The Churchill Series – May 9, 2006

(One of a series of weekday posts on the life of Winston S. Churchill.)

When on May 7, 1940 Harold Macmillan, a member of the Commons and future Prime Minister, told Churchill, “…[we]must have a new Prime Minister, and it must be you,” he was expressing the feelings of the majority in the Commons and the country. But Prime Minister Neville Chamberlain didn't share those feelings.

Despite chants from both sides of the aisle that he, “Go, go, go, …” Chamberlain spent much of May 8 and 9 maneuvering to remain in office. He sought to lead a coalition government, but Labour and the Liberals refused to serve under him.

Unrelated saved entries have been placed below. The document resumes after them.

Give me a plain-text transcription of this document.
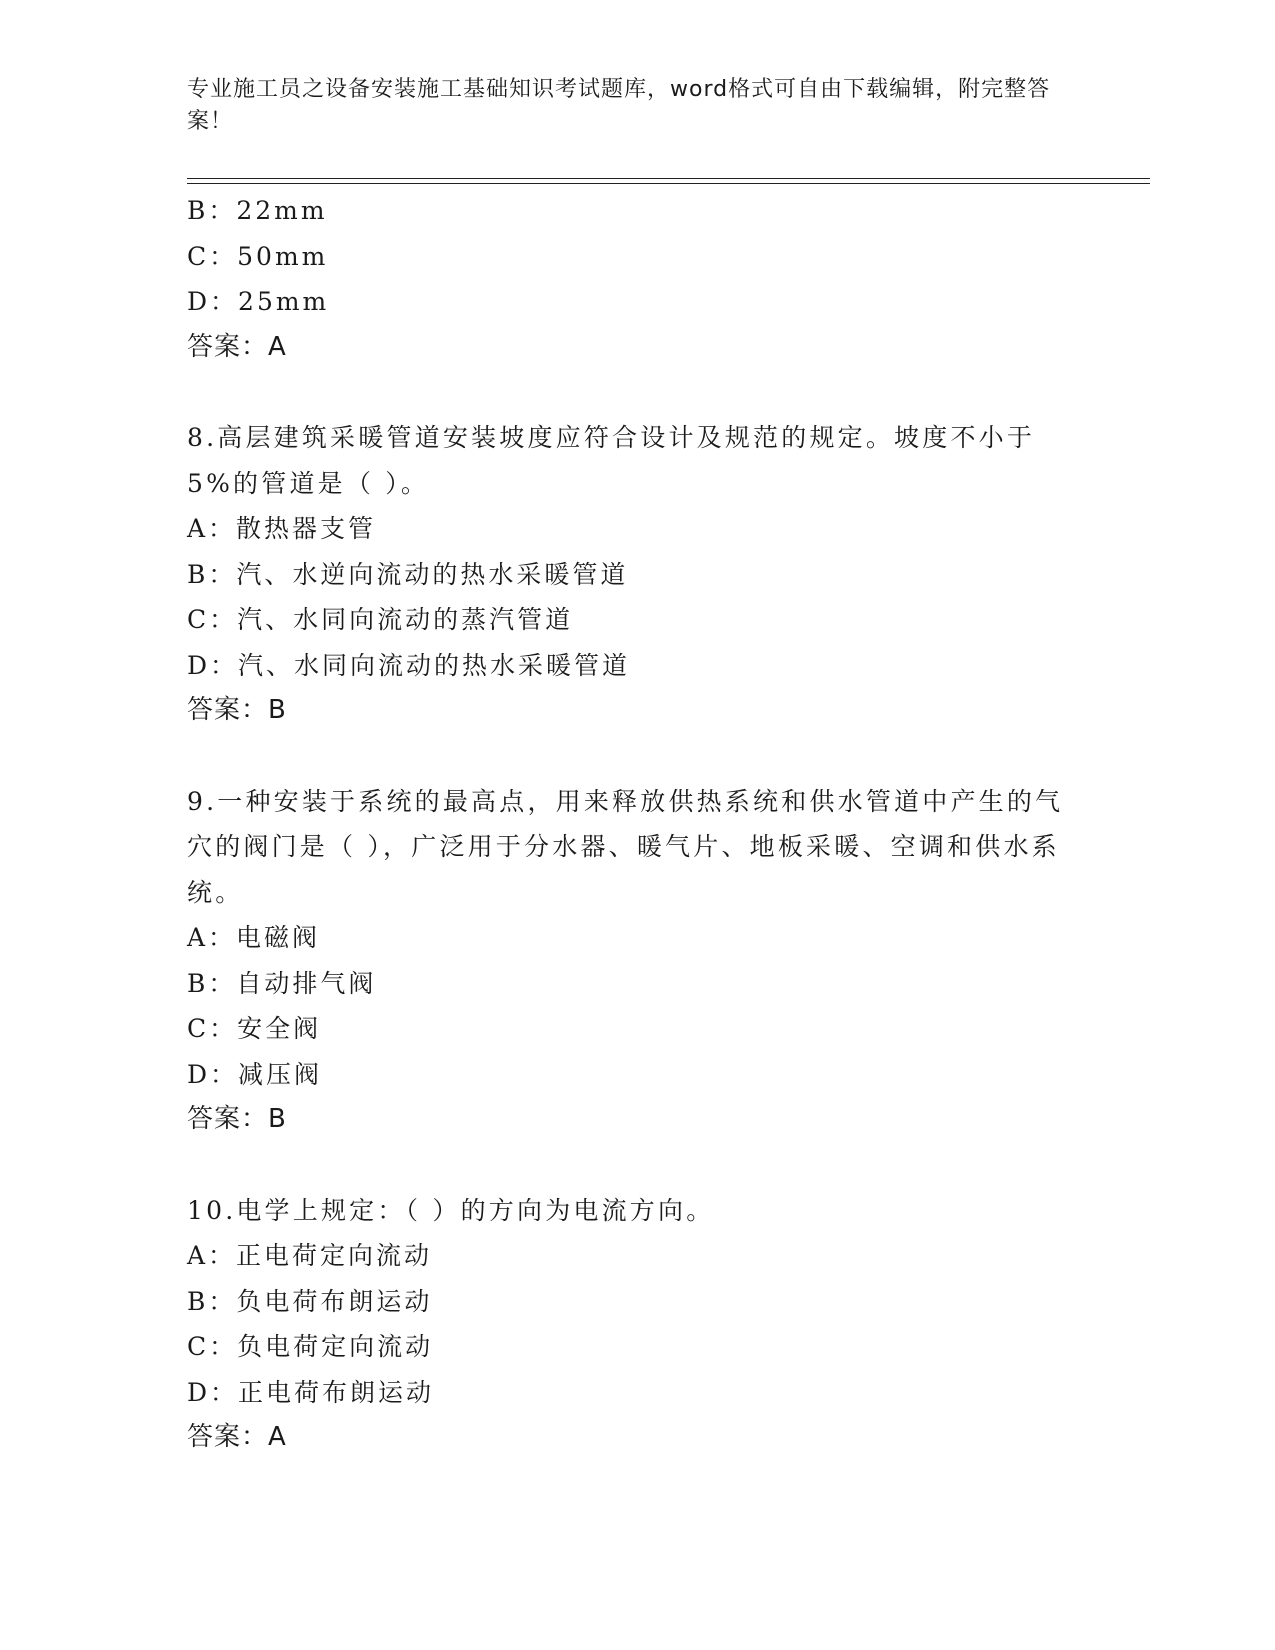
专业施工员之设备安装施工基础知识考试题库，word格式可自由下载编辑，附完整答案！
B：22mm
C：50mm
D：25mm
答案：A
8.高层建筑采暖管道安装坡度应符合设计及规范的规定。坡度不小于5%的管道是（ ）。
A：散热器支管
B：汽、水逆向流动的热水采暖管道
C：汽、水同向流动的蒸汽管道
D：汽、水同向流动的热水采暖管道
答案：B
9.一种安装于系统的最高点，用来释放供热系统和供水管道中产生的气穴的阀门是（ ），广泛用于分水器、暖气片、地板采暖、空调和供水系统。
A：电磁阀
B：自动排气阀
C：安全阀
D：减压阀
答案：B
10.电学上规定：（ ）的方向为电流方向。
A：正电荷定向流动
B：负电荷布朗运动
C：负电荷定向流动
D：正电荷布朗运动
答案：A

Their refusals and rebellion within Chamberlain’s own Conservative ranks doomed his premiership.

Faced with helping select a successor, Chamberlain was determined it should not be Churchill.

He invited Churchill and Foreign Secretary Lord Halifax to a meeting at Downing Street on the afternoon of May 9. Halifax was seen as the only possible alternative to Churchill as Chamberlain’s successor.

Some realized then, as most do now, that Chamberlain intended the meeting to be a kind of trap. He would propose telling the King to send for Halifax to form a government, and count on Churchill’s patriotism and sense of colleagueship to induce him to say he’d support whatever decision the PM made.

Friends had cautioned Churchill to say as little as possible at the meeting. Events were running in Churchill’s direction and beyond Chamberlain’s control. Martin Gilbert tells us what happened at the meeting:

Chamberlain told the two contenders that Halifax was the one being “mentioned as most acceptable.” (That was not true of Commons or the public. – JinC)

Halifax explained, however, that he was reluctant to try to guide the fortunes of war from the House of Lords. He would be held responsible for everything, he said, but would not have “the power to guide the assembly upon whose confidence the lift of every Government depended.” Not being able to lead in the Commons, Halifax said, “I should be a cypher.”

Churchill made no comment.

Halifax then said that he thought “Winston would be a better choice.”

Churchill did not demur. He was, Halifax noted a few hours later, "very kind and polite, but showed that he thought this was the right solution.” …
Late that evening Churchill received a call from his son, Randolph, who was in the Army training in northern England. Gilbert continues
What, asked Randolph, was the latest news?

“I think I shall be Prime Minister tomorrow.”